TCPR: Can you suggest a good way for psychiatrists to introduce our alcoholic patients to AA?
Dr. Chappel: An excellent way was described by Sisson and Mallams (Am J Drug Alcohol Abuse 1981;8:371-376). They took 20 alcoholics and they made a standard referral to 10 of them, where they gave them the phone number to AA and told them to go to meetings. For the other 10, the researchers called the Central Office of AA for them (with their permission, while they were still in the office). They were promptly connected with someone in AA to take them to a meeting that night, and one hundred percent of them went. None of the control group ever attended a meeting. So this is what I do in my practice. I get the person’s permission, then call the Central Office and tell the person who answers the phone who I am and that I have a person interested in AA. I give them their first name, their age, their sex, and what the person does for work. Then I tell them that this person would like to go to a meeting and ask if it would be possible for someone to talk to him or her and make an arrangement for that. Then I hand the phone over to the patient and, most of the time, they make a meeting that same day. In fact, one time someone from the Central Office arrived to pick up the patient before I’d finished my session with him. That has only happened once, but it surprised me and must have shocked the patient. (Editor’s note: You can find contact information for the Central Office in your area at www.alcoholicsanonymous.org/en_find_meeting.cfm?PageID=29.)
TCPR: What else should we know?
Dr. Chappel: There are some basic things that physicians need to learn about AA in order to improve their ability to competently refer someone to AA and to support them through the 12-step process.
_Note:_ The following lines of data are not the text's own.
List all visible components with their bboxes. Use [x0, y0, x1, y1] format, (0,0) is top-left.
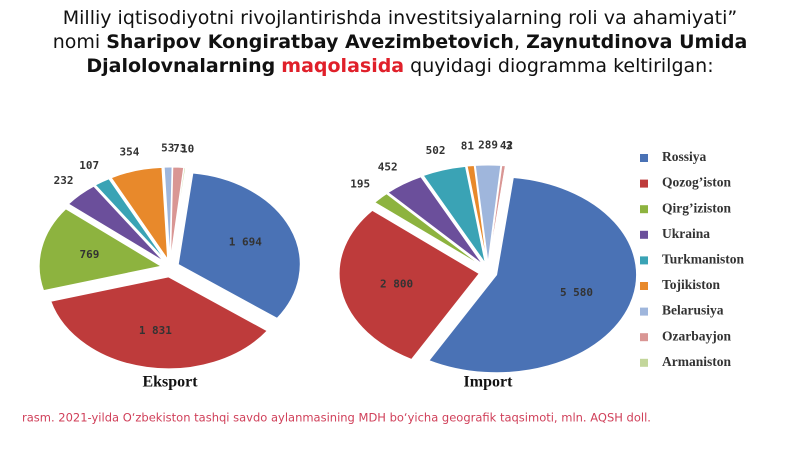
value-label: 3	[506, 139, 513, 152]
pie-slice	[50, 276, 269, 370]
value-label: 1 694	[229, 235, 262, 248]
value-label: 354	[120, 146, 140, 159]
pie-slice	[163, 166, 173, 260]
value-label: 1 831	[139, 324, 172, 337]
legend-label: Tojikiston	[662, 277, 721, 292]
heading-part: Zaynutdinova Umida Djalolovnalarning	[86, 31, 748, 77]
legend-swatch	[640, 358, 648, 367]
value-label: 195	[350, 177, 370, 190]
legend-swatch	[640, 179, 648, 188]
value-label: 5 580	[560, 286, 593, 299]
pie-slice	[338, 209, 480, 361]
pie-slice	[94, 178, 166, 261]
legend-label: Ozarbayjon	[662, 328, 731, 343]
value-label: 73	[173, 142, 186, 155]
legend-swatch	[640, 154, 648, 162]
value-label: 2 800	[380, 277, 413, 290]
pie-slice	[170, 167, 187, 260]
legend-swatch	[640, 307, 648, 316]
legend-swatch	[640, 333, 648, 342]
value-label: 289	[478, 138, 498, 151]
legend-label: Qirg’iziston	[662, 200, 731, 215]
value-label: 502	[426, 144, 446, 157]
heading-part: maqolasida	[281, 55, 405, 77]
pie-slice	[67, 185, 165, 262]
heading-part: Sharipov Kongiratbay Avezimbetovich	[106, 31, 514, 53]
pie-slice	[428, 176, 638, 374]
legend-label: Armaniston	[662, 354, 731, 369]
heading-part: quyidagi diogramma keltirilgan:	[404, 55, 714, 77]
legend-label: Ukraina	[662, 226, 710, 241]
pie-slice	[466, 164, 488, 264]
legend-label: Rossiya	[662, 149, 707, 164]
value-label: 42	[500, 139, 513, 152]
legend-swatch	[640, 282, 648, 290]
value-label: 452	[378, 161, 398, 174]
pie-slice	[387, 176, 484, 265]
value-label: 232	[54, 174, 74, 187]
value-label: 53	[161, 142, 174, 155]
heading-part: Milliy iqtisodiyotni rivojlantirishda in…	[52, 7, 738, 53]
legend-label: Qozog’iston	[662, 175, 731, 190]
legend-swatch	[640, 205, 648, 214]
value-label: 81	[461, 139, 475, 152]
pie-slice	[373, 193, 482, 267]
value-label: 10	[181, 142, 194, 155]
chart-title: Eksport	[142, 374, 198, 391]
legend-label: Belarusiya	[662, 303, 724, 318]
value-label: 769	[80, 248, 100, 261]
pie-slice	[422, 165, 486, 264]
legend-swatch	[640, 230, 648, 239]
legend-swatch	[640, 256, 648, 265]
pie-slice	[110, 166, 169, 262]
legend-label: Turkmaniston	[662, 251, 745, 266]
heading-part: ,	[513, 31, 527, 53]
pie-slice	[177, 172, 301, 319]
caption: rasm. 2021-yilda O‘zbekiston tashqi savd…	[22, 411, 651, 425]
pie-slice	[488, 165, 507, 264]
chart-title: Import	[464, 374, 514, 391]
pie-slice	[38, 208, 163, 292]
pie-slice	[474, 164, 502, 264]
value-label: 107	[79, 159, 99, 172]
heading: Milliy iqtisodiyotni rivojlantirishda in…	[40, 6, 760, 78]
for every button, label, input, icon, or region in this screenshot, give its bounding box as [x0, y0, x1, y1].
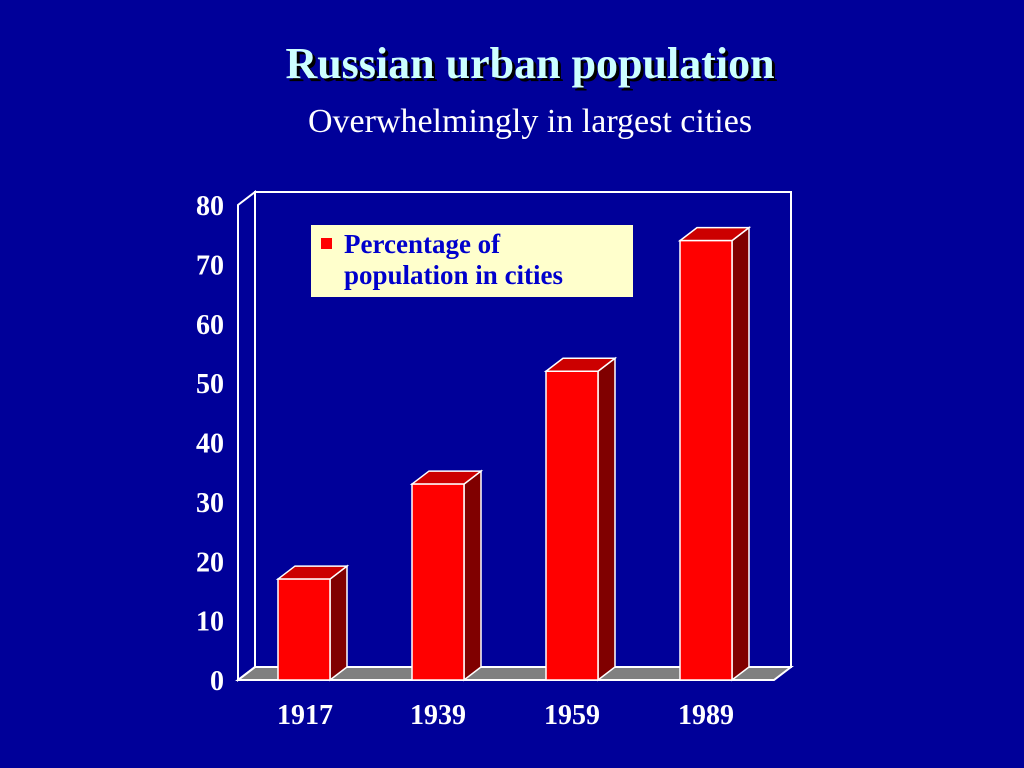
y-tick-label: 0: [210, 666, 224, 697]
slide-title: Russian urban population: [285, 39, 775, 88]
bar-side-1939: [463, 469, 482, 682]
y-tick-label: 10: [196, 607, 224, 638]
y-tick-label: 60: [196, 310, 224, 341]
slide-subtitle: Overwhelmingly in largest cities: [307, 103, 753, 140]
x-tick-label: 1959: [544, 700, 600, 731]
bar-front-1989: [679, 239, 733, 681]
x-tick-label: 1989: [678, 700, 734, 731]
bar-1959: [543, 356, 618, 682]
x-tick-label: 1917: [277, 700, 333, 731]
bar-side-1959: [597, 356, 616, 682]
chart-bars: [275, 226, 752, 682]
y-tick-label: 50: [196, 369, 224, 400]
y-tick-label: 80: [196, 191, 224, 222]
bar-1917: [275, 564, 350, 682]
legend-label: Percentage of population in cities: [344, 229, 563, 291]
bar-front-1939: [411, 483, 465, 681]
x-tick-label: 1939: [410, 700, 466, 731]
y-axis-ticks: 0 10 20 30 40 50 60 70 80: [196, 191, 224, 697]
chart-side-wall: [237, 189, 256, 683]
bar-1989: [677, 226, 752, 682]
y-tick-label: 70: [196, 250, 224, 281]
bar-side-1989: [731, 226, 750, 682]
x-axis-ticks: 1917 1939 1959 1989: [277, 700, 734, 731]
bar-side-1917: [329, 564, 348, 682]
chart-legend: Percentage of population in cities: [311, 225, 633, 297]
chart-frame: [235, 189, 794, 683]
bar-front-1959: [545, 370, 599, 681]
legend-swatch: [321, 238, 332, 249]
y-tick-label: 40: [196, 429, 224, 460]
bar-front-1917: [277, 578, 331, 681]
y-tick-label: 20: [196, 547, 224, 578]
bar-1939: [409, 469, 484, 682]
legend-label-line-1: Percentage of: [344, 229, 501, 259]
y-tick-label: 30: [196, 488, 224, 519]
legend-label-line-2: population in cities: [344, 260, 564, 290]
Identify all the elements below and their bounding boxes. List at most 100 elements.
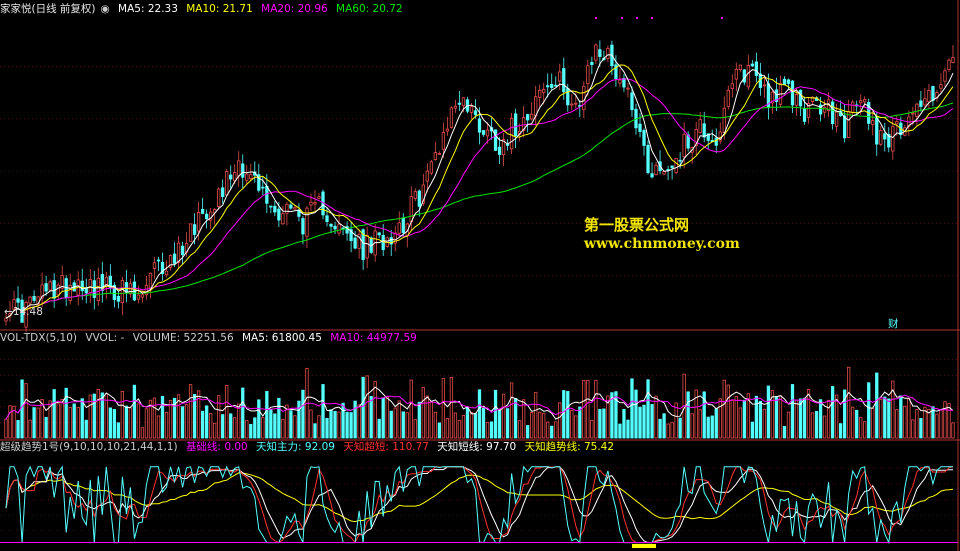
candle bbox=[871, 120, 875, 125]
volume-bar bbox=[911, 419, 915, 439]
candle bbox=[461, 97, 466, 107]
candle bbox=[570, 103, 574, 106]
volume-bar bbox=[670, 421, 674, 439]
candle bbox=[859, 100, 863, 104]
volume-bar bbox=[124, 405, 129, 439]
candle bbox=[469, 106, 474, 113]
ma-toggle-icon[interactable]: ◉ bbox=[100, 3, 110, 15]
candle bbox=[734, 68, 738, 80]
volume-bar bbox=[895, 409, 899, 439]
volume-bar bbox=[654, 395, 658, 439]
candle bbox=[217, 188, 221, 207]
volume-bar bbox=[401, 411, 405, 439]
volume-bar bbox=[257, 399, 261, 439]
volume-bar bbox=[457, 420, 462, 439]
vol-ma10-label: MA10: 44977.59 bbox=[330, 332, 417, 344]
volume-bar bbox=[156, 415, 161, 439]
volume-bar bbox=[237, 403, 241, 439]
volume-bar bbox=[309, 409, 313, 439]
candle bbox=[851, 101, 855, 114]
ma5-line bbox=[5, 54, 954, 319]
candle bbox=[401, 217, 405, 233]
candle bbox=[830, 101, 835, 124]
bottom-highlight-bar bbox=[632, 544, 656, 548]
volume-bar bbox=[594, 380, 598, 439]
volume-bar bbox=[843, 389, 847, 439]
volume-bar bbox=[453, 412, 458, 439]
candle bbox=[530, 113, 534, 120]
volume-bar bbox=[357, 404, 361, 439]
volume-bar bbox=[281, 418, 285, 439]
candle bbox=[911, 112, 915, 115]
volume-bar bbox=[120, 391, 125, 439]
volume-bar bbox=[64, 387, 68, 439]
volume-bar bbox=[289, 410, 293, 439]
candle bbox=[670, 165, 674, 168]
volume-bar bbox=[686, 391, 690, 439]
volume-bar bbox=[241, 387, 245, 439]
volume-bar bbox=[377, 418, 381, 439]
volume-bar bbox=[702, 391, 706, 439]
vvol-label: VVOL: - bbox=[85, 332, 125, 344]
volume-bar bbox=[381, 397, 385, 439]
trend-indicator-name[interactable]: 超级趋势1号(9,10,10,10,21,44,1,1) bbox=[0, 441, 178, 453]
ultra-short-label: 天知超短: 110.77 bbox=[343, 441, 429, 453]
candle bbox=[702, 123, 706, 138]
candle bbox=[152, 262, 157, 269]
candle bbox=[891, 126, 895, 152]
volume-bar bbox=[642, 404, 646, 439]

They need to know what a Central Office is, they need to know something about the literature that exists: The Big Book, The 12 & 12, Living Sober, plus some of the key pamphlets like “The AA Member, Medications and Other Drugs.” They need to know something about what happens at meetings. I don’t think there is any substitute for actually going to a few meetings oneself and getting to know some of the people in AA. The NIAAA (National Institute on Alcohol Abuse and Alcoholism) recommends in its 12-Step Facilitation Manual going to at least 10 open meetings and reading the first 164 pages of the text Alcoholics Anonymous (AA’s “Big Book”). I also recommend that physicians engage the services of AA’s CPC committee.
TCPR: What’s the CPC Committee?
Dr. Chappel: It’s the “Cooperation with the Professional Community” committee. Any place that is big enough to have an AA Central Office will have a CPC committee. They take a special interest in working with physicians, telling them about the meetings in the area, taking them to meetings if they want to go to them, talking to them about their own recovery, or going over the literature with them. They will explain what it is to be a sponsor, what a home group is, and other aspects of AA. If a physician doesn’t know these basic fundamentals, it makes it much more difficult to genuinely and authentically recommend that a patient go to an AA meeting and get involved in the program. It would be like referring patients to an emergency room without being able to tell them what to expect once they get there.
Editor’s Note: For an elaboration of Dr. Chappel’s views on 12-step programs you can read “Twelve-step and mutual-help programs for addictive disorders” (Chappel JN – Psychiatr Clin North Am – 01-JUN-1999;22(2):425-46).